Souveraine des Amazones et porteuse de la ceinture convoitée, Joyce DiDonato est la noble Ippolita. Accentuant le contraste du double registre de son mezzo puissant, elle affronte la partition avec force et virtuosité, tout en nous offrant des airs bucoliques et champêtres empreints d’une suave insouciance tels “Non saria pena la mia” ou “Onde chiare che sussurrate” dans lequel elle est presque méconnaissable et nous étonne avec ses doux gazouillis. Hélas, l’un des airs les plus beaux de l’opéra, l’intempestif “Da due venti”, semble étonnamment moins inspiré : Joyce di Donato paraît hésiter dans les périlleux sauts et changements de registre, et nous regrettons l’ardente prestation de Roberta Invernizzi  lors des représentations du Théâtre des Champs-Elysées de janvier 2009, qui nous avait fait entendre la tempête, et le déchirement de l’âme dans les cahots violents du cœur.

Récemment venue sur les rivages baroques, Diana Damrau aux aigus stratosphériques nous offre une Martesia, fille de la reine Ippolita, empreinte de coquetterie et non démunie d’humour. Le “Certo pensier ch’ho in petto”, chanté avec le sourire par une Diana Damrau solaire, dépeint la sensibilité adolescente empreinte de fantaisie de la jeune Martesia, tandis que dans “Ei nel volto ha un non so che” Diana Damrau, adoucissant son aigu, se transfigure dans la fragilité et la malice de la joyeuse Amazone amoureuse. Saluons donc le travail de Diana Damrau qui adopte le langage vivaldien avec une ornementation riche et une excellente implication, et constitue l’une des plus grandes réussites de cet enregistrement.

Romina Basso, au mezzo corsé et charnu nous enchante ici en Teseo, elle porte notamment un des airs casse-cou de la partition le “ Scorre il fiume” où elle se surpasse totalement dans les vocalises et la course passionnée vers la mer. Cependant dans l’élégiaque elle nous élève avec une émotion vive et évocatrice dans “Occhio che il sol rimira”. Romina Basso que ce soit dans les rôles masculins ou féminins réussit à rendre audible le subtil et les trésors cachés rien qu’en attaquant une partition, elle a une présence indiscutable.

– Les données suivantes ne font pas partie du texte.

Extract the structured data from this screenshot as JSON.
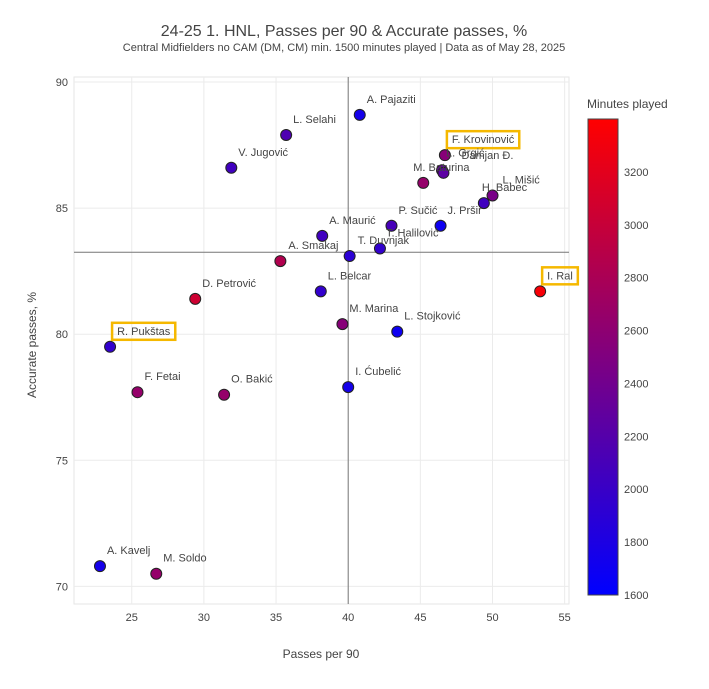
{
  "chart_data": {
    "type": "scatter",
    "title": "24-25 1. HNL, Passes per 90 & Accurate passes, %",
    "subtitle": "Central Midfielders no CAM (DM, CM) min. 1500 minutes played | Data as of May 28, 2025",
    "xlabel": "Passes per 90",
    "ylabel": "Accurate passes, %",
    "xlim": [
      21,
      55.3
    ],
    "ylim": [
      69.3,
      90.2
    ],
    "xticks": [
      "25",
      "30",
      "35",
      "40",
      "45",
      "50",
      "55"
    ],
    "yticks": [
      "70",
      "75",
      "80",
      "85",
      "90"
    ],
    "xtick_values": [
      25,
      30,
      35,
      40,
      45,
      50,
      55
    ],
    "ytick_values": [
      70,
      75,
      80,
      85,
      90
    ],
    "reference_lines": {
      "x": 40.0,
      "y": 83.25
    },
    "grid": true,
    "colorbar": {
      "title": "Minutes played",
      "min": 1600,
      "max": 3400,
      "ticks": [
        "1600",
        "1800",
        "2000",
        "2200",
        "2400",
        "2600",
        "2800",
        "3000",
        "3200"
      ],
      "tick_values": [
        1600,
        1800,
        2000,
        2200,
        2400,
        2600,
        2800,
        3000,
        3200
      ],
      "color_low": "#0000ff",
      "color_high": "#ff0000"
    },
    "highlight_color": "#f5b800",
    "points": [
      {
        "name": "A. Pajaziti",
        "x": 40.8,
        "y": 88.7,
        "minutes": 1750,
        "highlight": false
      },
      {
        "name": "L. Selahi",
        "x": 35.7,
        "y": 87.9,
        "minutes": 2150,
        "highlight": false
      },
      {
        "name": "V. Jugović",
        "x": 31.9,
        "y": 86.6,
        "minutes": 2050,
        "highlight": false
      },
      {
        "name": "F. Krovinović",
        "x": 46.7,
        "y": 87.1,
        "minutes": 2550,
        "highlight": true
      },
      {
        "name": "L. Grgić",
        "x": 46.5,
        "y": 86.5,
        "minutes": 2300,
        "highlight": false
      },
      {
        "name": "Damjan Đ.",
        "x": 46.6,
        "y": 86.4,
        "minutes": 2250,
        "highlight": false
      },
      {
        "name": "M. Baturina",
        "x": 45.2,
        "y": 86.0,
        "minutes": 2650,
        "highlight": false
      },
      {
        "name": "L. Mišić",
        "x": 50.0,
        "y": 85.5,
        "minutes": 2450,
        "highlight": false
      },
      {
        "name": "H. Babec",
        "x": 49.4,
        "y": 85.2,
        "minutes": 2050,
        "highlight": false
      },
      {
        "name": "J. Pršir",
        "x": 46.4,
        "y": 84.3,
        "minutes": 1700,
        "highlight": false
      },
      {
        "name": "P. Sučić",
        "x": 43.0,
        "y": 84.3,
        "minutes": 2100,
        "highlight": false
      },
      {
        "name": "A. Maurić",
        "x": 38.2,
        "y": 83.9,
        "minutes": 2050,
        "highlight": false
      },
      {
        "name": "T. Halilović",
        "x": 42.2,
        "y": 83.4,
        "minutes": 1950,
        "highlight": false
      },
      {
        "name": "T. Duvnjak",
        "x": 40.1,
        "y": 83.1,
        "minutes": 1900,
        "highlight": false
      },
      {
        "name": "A. Smakaj",
        "x": 35.3,
        "y": 82.9,
        "minutes": 2850,
        "highlight": false
      },
      {
        "name": "I. Ral",
        "x": 53.3,
        "y": 81.7,
        "minutes": 3350,
        "highlight": true
      },
      {
        "name": "L. Belcar",
        "x": 38.1,
        "y": 81.7,
        "minutes": 1950,
        "highlight": false
      },
      {
        "name": "D. Petrović",
        "x": 29.4,
        "y": 81.4,
        "minutes": 3050,
        "highlight": false
      },
      {
        "name": "M. Marina",
        "x": 39.6,
        "y": 80.4,
        "minutes": 2550,
        "highlight": false
      },
      {
        "name": "L. Stojković",
        "x": 43.4,
        "y": 80.1,
        "minutes": 1700,
        "highlight": false
      },
      {
        "name": "R. Pukštas",
        "x": 23.5,
        "y": 79.5,
        "minutes": 1950,
        "highlight": true
      },
      {
        "name": "F. Fetai",
        "x": 25.4,
        "y": 77.7,
        "minutes": 2650,
        "highlight": false
      },
      {
        "name": "O. Bakić",
        "x": 31.4,
        "y": 77.6,
        "minutes": 2650,
        "highlight": false
      },
      {
        "name": "I. Ćubelić",
        "x": 40.0,
        "y": 77.9,
        "minutes": 1750,
        "highlight": false
      },
      {
        "name": "A. Kavelj",
        "x": 22.8,
        "y": 70.8,
        "minutes": 1750,
        "highlight": false
      },
      {
        "name": "M. Soldo",
        "x": 26.7,
        "y": 70.5,
        "minutes": 2650,
        "highlight": false
      }
    ]
  }
}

Dans ses rôles secondaires, cet Ercole sul Termodonte compte avec les magnifiques aigus de Patrizia Ciofi en Orizia, incroyable dans l’imprécation apocalyptique du “Cadro, ma sopra il vinto”. Nous retrouvons aussi avec plaisir le fidèle vivaldien Philippe Jaroussky dans le rôle d’Alceste aux prestations de plus en plus dramatiques et l’impliquées comme le montre l’enthousiaste “Sento con qual diletto”. Dans le court rôle de Telamone, le magnifique ténor Topi Lehtipuu continue sa participation au défrichement de l’œuvre de Vivaldi par son sublime concours dans cet Ercole, notamment dans son seul air “ Tender lacci egli pretesi” aux accents guerriers repris de l’Armida al campo d’Egitto spectaculairement servis par Topi Lehtipuu. Nous regrettons une participation si courte et espérons très prochainement le retrouver dans ce registre opératique baroque pour ténor rarement mis en lumière de manière si convaincante.

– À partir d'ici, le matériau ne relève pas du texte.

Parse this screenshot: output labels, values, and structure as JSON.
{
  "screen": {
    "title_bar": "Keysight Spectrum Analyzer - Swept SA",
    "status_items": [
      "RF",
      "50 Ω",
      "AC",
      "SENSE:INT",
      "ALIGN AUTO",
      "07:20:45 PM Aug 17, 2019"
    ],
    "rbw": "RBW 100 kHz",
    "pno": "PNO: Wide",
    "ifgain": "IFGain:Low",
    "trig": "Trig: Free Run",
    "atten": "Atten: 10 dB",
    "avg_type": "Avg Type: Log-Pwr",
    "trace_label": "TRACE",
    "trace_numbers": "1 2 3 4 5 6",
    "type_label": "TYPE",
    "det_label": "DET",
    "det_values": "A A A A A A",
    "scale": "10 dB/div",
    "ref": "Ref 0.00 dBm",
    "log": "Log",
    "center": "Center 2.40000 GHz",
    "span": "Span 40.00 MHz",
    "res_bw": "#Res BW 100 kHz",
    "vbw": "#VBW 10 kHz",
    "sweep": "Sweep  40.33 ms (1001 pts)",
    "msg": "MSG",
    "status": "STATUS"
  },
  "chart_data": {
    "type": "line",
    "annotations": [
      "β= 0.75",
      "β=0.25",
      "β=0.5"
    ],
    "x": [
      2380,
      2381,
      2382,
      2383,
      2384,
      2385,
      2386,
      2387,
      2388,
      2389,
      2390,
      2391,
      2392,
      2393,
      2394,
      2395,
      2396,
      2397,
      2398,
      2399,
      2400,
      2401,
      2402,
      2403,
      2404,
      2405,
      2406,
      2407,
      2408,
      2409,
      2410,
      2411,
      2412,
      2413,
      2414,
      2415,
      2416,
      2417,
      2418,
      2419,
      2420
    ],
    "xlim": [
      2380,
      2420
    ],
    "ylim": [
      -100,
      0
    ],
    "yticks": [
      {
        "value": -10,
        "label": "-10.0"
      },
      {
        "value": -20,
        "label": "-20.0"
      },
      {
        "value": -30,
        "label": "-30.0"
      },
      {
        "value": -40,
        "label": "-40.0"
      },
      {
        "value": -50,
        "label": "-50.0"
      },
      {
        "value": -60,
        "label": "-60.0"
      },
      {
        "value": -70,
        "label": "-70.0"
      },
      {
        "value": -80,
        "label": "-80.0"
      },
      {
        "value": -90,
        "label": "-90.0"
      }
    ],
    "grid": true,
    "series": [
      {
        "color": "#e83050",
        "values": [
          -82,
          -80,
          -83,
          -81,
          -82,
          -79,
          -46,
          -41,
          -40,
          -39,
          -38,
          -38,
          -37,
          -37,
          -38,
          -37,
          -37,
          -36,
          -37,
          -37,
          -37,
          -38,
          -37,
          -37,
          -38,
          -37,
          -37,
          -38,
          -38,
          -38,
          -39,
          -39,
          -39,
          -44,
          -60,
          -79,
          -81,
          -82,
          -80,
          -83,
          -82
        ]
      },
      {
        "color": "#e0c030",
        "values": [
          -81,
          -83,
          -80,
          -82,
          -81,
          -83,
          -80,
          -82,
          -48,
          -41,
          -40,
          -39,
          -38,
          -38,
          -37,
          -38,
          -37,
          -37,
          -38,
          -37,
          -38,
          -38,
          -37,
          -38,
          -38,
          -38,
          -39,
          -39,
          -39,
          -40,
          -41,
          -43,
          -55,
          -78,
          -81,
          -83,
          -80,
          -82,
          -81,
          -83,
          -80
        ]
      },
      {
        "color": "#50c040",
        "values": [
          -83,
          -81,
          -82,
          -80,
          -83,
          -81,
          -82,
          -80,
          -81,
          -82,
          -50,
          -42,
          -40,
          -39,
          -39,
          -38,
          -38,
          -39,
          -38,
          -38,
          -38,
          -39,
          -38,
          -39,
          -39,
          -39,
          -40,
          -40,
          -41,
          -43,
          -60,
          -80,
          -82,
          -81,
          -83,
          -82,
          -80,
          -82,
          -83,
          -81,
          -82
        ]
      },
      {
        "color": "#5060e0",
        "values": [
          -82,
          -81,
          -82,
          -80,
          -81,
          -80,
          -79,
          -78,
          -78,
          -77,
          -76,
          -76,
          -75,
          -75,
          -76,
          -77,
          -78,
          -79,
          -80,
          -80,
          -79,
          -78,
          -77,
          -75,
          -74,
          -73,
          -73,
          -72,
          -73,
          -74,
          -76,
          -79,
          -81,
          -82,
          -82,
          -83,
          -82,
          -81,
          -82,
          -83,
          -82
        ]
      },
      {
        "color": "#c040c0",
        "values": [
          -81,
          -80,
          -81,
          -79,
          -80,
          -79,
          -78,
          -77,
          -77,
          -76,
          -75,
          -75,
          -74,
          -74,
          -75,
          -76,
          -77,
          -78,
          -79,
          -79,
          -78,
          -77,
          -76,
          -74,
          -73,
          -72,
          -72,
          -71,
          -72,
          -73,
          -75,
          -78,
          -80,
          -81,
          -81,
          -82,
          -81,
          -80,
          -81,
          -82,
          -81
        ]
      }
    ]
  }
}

“L’alta Roma, reina del Mondo” clame l’Ange à la fin du San Filippo Neri d’Alessandro Scarlatti du temps de la cruelle prohibition, témoigne à la fin de celle-ci de la grandeur de son génie en mettant sur les planches de ses théâtres des chefs d’œuvre tels l’Ercole sul Termodonte aux fracas des sentiments plus bruyants que ceux de l’Amazonomachie. Saluons donc, au temps mondialisé, ce témoignage fragile du temps passionné des antiquités chantantes, un rêve musical qui fit voguer les gondoles sur le Tibre et vit s’incarner pour une soirée l’indomptable Hercule du Palazzo Farnese.

Pedro-Octavio Diaz


Technique : prise de son précise et claire, bien spatialisée, manquant un peu de chaleur.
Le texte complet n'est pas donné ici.